Retreat was hardly in his nomenclature, but even he recognized that single-minded action-oriented combat would lead to his inevitable demise against the unending forces of mana. He had no destination planned, he was just trying to get as far away from his allies as possible. The hope of giving them a chance to regroup and escape to Lighthouse territory was his only goal.
The thick mountainous rainforest had given way after he crossed elevated plateaus and cold mountain peaks. Eventually, he found himself traversing a diluted rocky woodland that was covered in thickets, demonstrating the extreme distance he had already covered when compared to the environment where he had started. He could sense the coast was near, though their expedition into the interior had brought him all the way to the Black River in the Amazon. If he had made it this far, then his much faster allies had to have found safety in allied outposts.
Unfortunately, if he wanted to shake his pursuers, he would have needed to develop a different set of skills during the assimilation. He wasn’t built for escape, but completely leaving the monsters behind would have ruined his plan anyway. Instead, his durability was key.
The core forces of mana on the continent needed to follow him and not Mateo, Juliana, or Sierra. If he could run circles with the primary alien threat at his heels, that’s what he would do, but at some point he was sure he would need to stop and fight. They were still acting with the hope that the Eradication Protocol was time limited, but that they were enacting such desperate schemes so soon was obviously a warning of what was to come.
He winced as the consequences of their emergency plan made themselves felt. Blood dripped from his wounds, stinging each time debris brushed against his skin and brittle branches reached out to ensnare him. He clenched his jaw, wiping away the expression as he locked the pain away. A death on behalf of the Jaguar Sun and for the Lighthouse was acceptable so long as he extracted a sufficient price from his killers.
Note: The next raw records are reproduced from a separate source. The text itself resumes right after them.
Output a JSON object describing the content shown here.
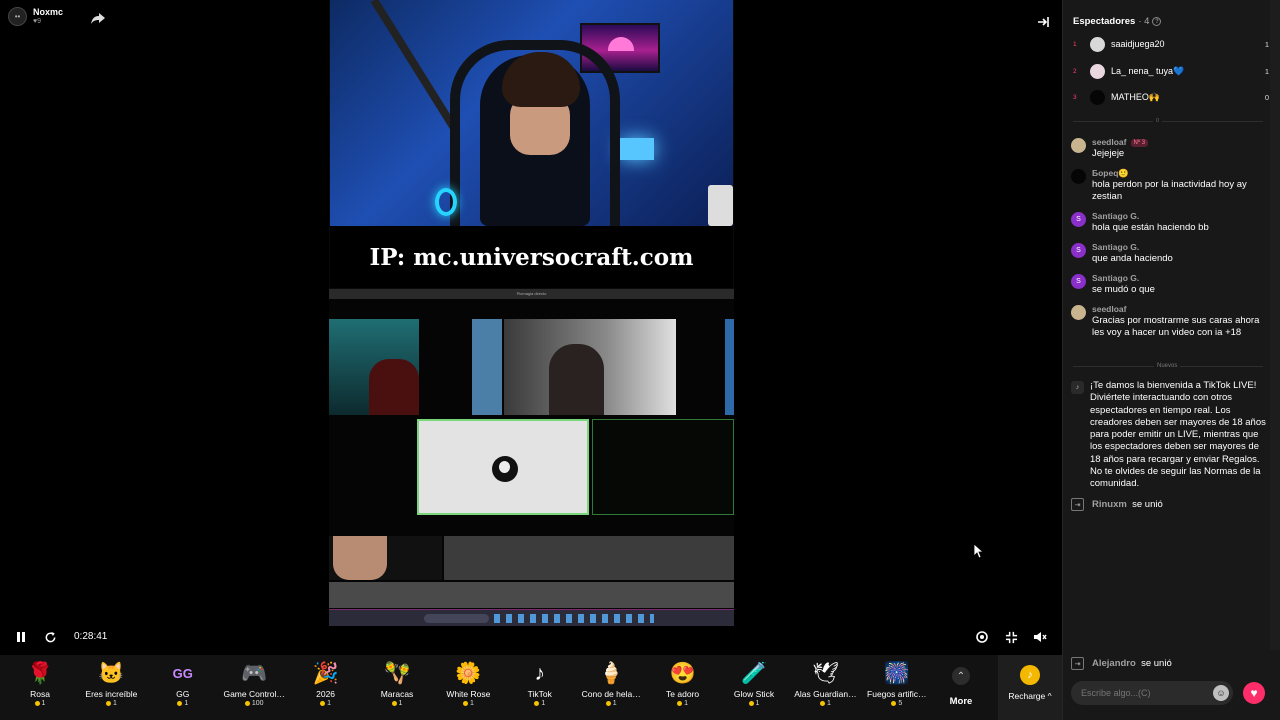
{
  "host": {
    "name": "Noxmc",
    "likes": "9"
  },
  "stream": {
    "ip_banner": "IP: mc.universocraft.com",
    "meeting_header": "Plomagia directo"
  },
  "player": {
    "time": "0:28:41"
  },
  "gifts": [
    {
      "label": "Rosa",
      "price": "1",
      "icon": "🌹"
    },
    {
      "label": "Eres increíble",
      "price": "1",
      "icon": "🐱"
    },
    {
      "label": "GG",
      "price": "1",
      "icon": "GG"
    },
    {
      "label": "Game Control…",
      "price": "100",
      "icon": "🎮"
    },
    {
      "label": "2026",
      "price": "1",
      "icon": "🎉"
    },
    {
      "label": "Maracas",
      "price": "1",
      "icon": "🪇"
    },
    {
      "label": "White Rose",
      "price": "1",
      "icon": "🌼"
    },
    {
      "label": "TikTok",
      "price": "1",
      "icon": "♪"
    },
    {
      "label": "Cono de hela…",
      "price": "1",
      "icon": "🍦"
    },
    {
      "label": "Te adoro",
      "price": "1",
      "icon": "😍"
    },
    {
      "label": "Glow Stick",
      "price": "1",
      "icon": "🧪"
    },
    {
      "label": "Alas Guardian…",
      "price": "1",
      "icon": "🕊"
    },
    {
      "label": "Fuegos artific…",
      "price": "5",
      "icon": "🎆"
    }
  ],
  "more_label": "More",
  "recharge_label": "Recharge ^",
  "panel": {
    "title": "Espectadores",
    "count": "· 4",
    "viewers": [
      {
        "rank": "1",
        "name": "saaidjuega20",
        "score": "1"
      },
      {
        "rank": "2",
        "name": "La_ nena_ tuya💙",
        "score": "1"
      },
      {
        "rank": "3",
        "name": "MATHEO🙌",
        "score": "0"
      }
    ],
    "sep_label": "0",
    "messages": [
      {
        "user": "seedloaf",
        "badge": "Nº 3",
        "text": "Jejejeje"
      },
      {
        "user": "Бореq🙂",
        "badge": "",
        "text": "hola perdon por la inactividad hoy ay zestian"
      },
      {
        "user": "Santiago G.",
        "badge": "",
        "text": "hola que están haciendo bb"
      },
      {
        "user": "Santiago G.",
        "badge": "",
        "text": "que anda haciendo"
      },
      {
        "user": "Santiago G.",
        "badge": "",
        "text": "se mudó o que"
      },
      {
        "user": "seedloaf",
        "badge": "",
        "text": "Gracias por mostrarme sus caras ahora les voy a hacer un video con ia +18"
      }
    ],
    "new_label": "Nuevos",
    "system_message": "¡Te damos la bienvenida a TikTok LIVE! Diviértete interactuando con otros espectadores en tiempo real. Los creadores deben ser mayores de 18 años para poder emitir un LIVE, mientras que los espectadores deben ser mayores de 18 años para recargar y enviar Regalos. No te olvides de seguir las Normas de la comunidad.",
    "joins": [
      {
        "user": "Rinuxm",
        "action": "se unió"
      },
      {
        "user": "Alejandro",
        "action": "se unió"
      }
    ],
    "input_placeholder": "Escribe algo...(C)"
  }
}
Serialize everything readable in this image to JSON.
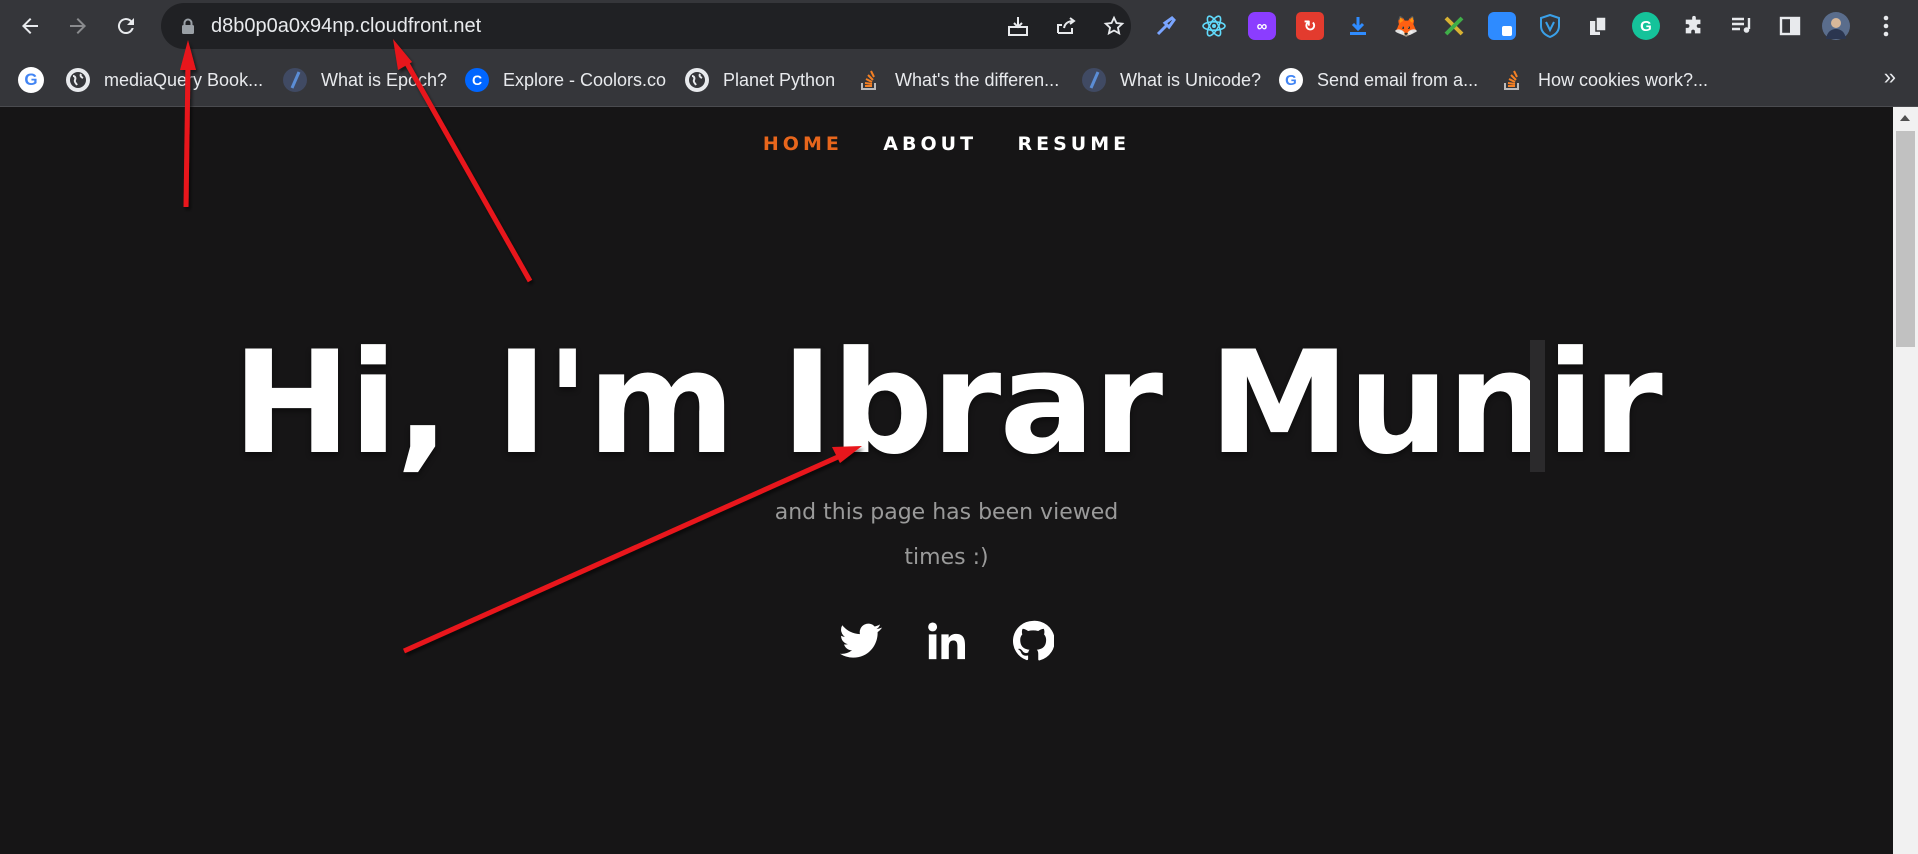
{
  "browser": {
    "url": "d8b0p0a0x94np.cloudfront.net",
    "bookmarks": [
      {
        "label": "mediaQuery Book...",
        "icon": "globe-icon"
      },
      {
        "label": "What is Epoch?",
        "icon": "epoch-icon"
      },
      {
        "label": "Explore - Coolors.co",
        "icon": "coolors-icon"
      },
      {
        "label": "Planet Python",
        "icon": "globe-icon"
      },
      {
        "label": "What's the differen...",
        "icon": "stackoverflow-icon"
      },
      {
        "label": "What is Unicode?",
        "icon": "epoch-icon"
      },
      {
        "label": "Send email from a...",
        "icon": "google-icon"
      },
      {
        "label": "How cookies work?...",
        "icon": "stackoverflow-icon"
      }
    ],
    "more_label": "»"
  },
  "site": {
    "nav": {
      "home": "HOME",
      "about": "ABOUT",
      "resume": "RESUME"
    },
    "accent_color": "#e8661c",
    "heading": "Hi, I'm Ibrar Munir",
    "subtitle_line1": "and this page has been viewed",
    "subtitle_line2": "times :)",
    "social": [
      "twitter-icon",
      "linkedin-icon",
      "github-icon"
    ]
  },
  "annotation_color": "#e8181a"
}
He lowered his shoulder and plowed through a tangle of dry branches, not wasting any time with dodging and weaving, but also making a racket and establishing a clear trail for his enemies, whether he liked it or not. The minor scrapes he endured were nothing compared to the injuries he already carried.
As long as he bought enough time for the others it was a worthy endeavor. The wave, pushed by a monster that crawled into their minds with whispers of annihilation, would have swept the continent and bled into Central America if he had not diluted its focus.
But now, he was alone, isolated in a land that had been unfamiliar to him, and was utterly packed with unprecedented enemies. He was covered in blood that was entirely his own, drawn from hundreds of scrapes and scratches, missing an ear and two fingers from his left hand, all taken by the assaults of whipping enemies. He tried to staunch the flow from a wound that exposed his ribs on the right side while he ran, but the crimson blood filled his palm and still drained between his remaining fingers, splashing down to his hip. Streaks of sanguine blood stained the muddy dirt and leafy vegetation, highlighted by the color of the atmosphere. It wouldn’t take a genius tracker to sniff him out.
Behind him, a mass of parasites proved that they were sufficiently capable of following his obvious trail, giving chase by noisily crashing through the same woods. The air was thick with the sticky scent of damp alien flesh that pierced the metallic tang of his own blood. The unseen swarm rustled through leaves, clicking at each other from the dense undergrowth, a relentless current that he could feel in vibrations of the earth and in the chilling whispers that nipped at the depths of his mind.
One demand tickled his brain, at first sounding like babbled nonsense from a grotesquerie before carefully getting a simple message across.
“You will Perish.” The deep voice threatened.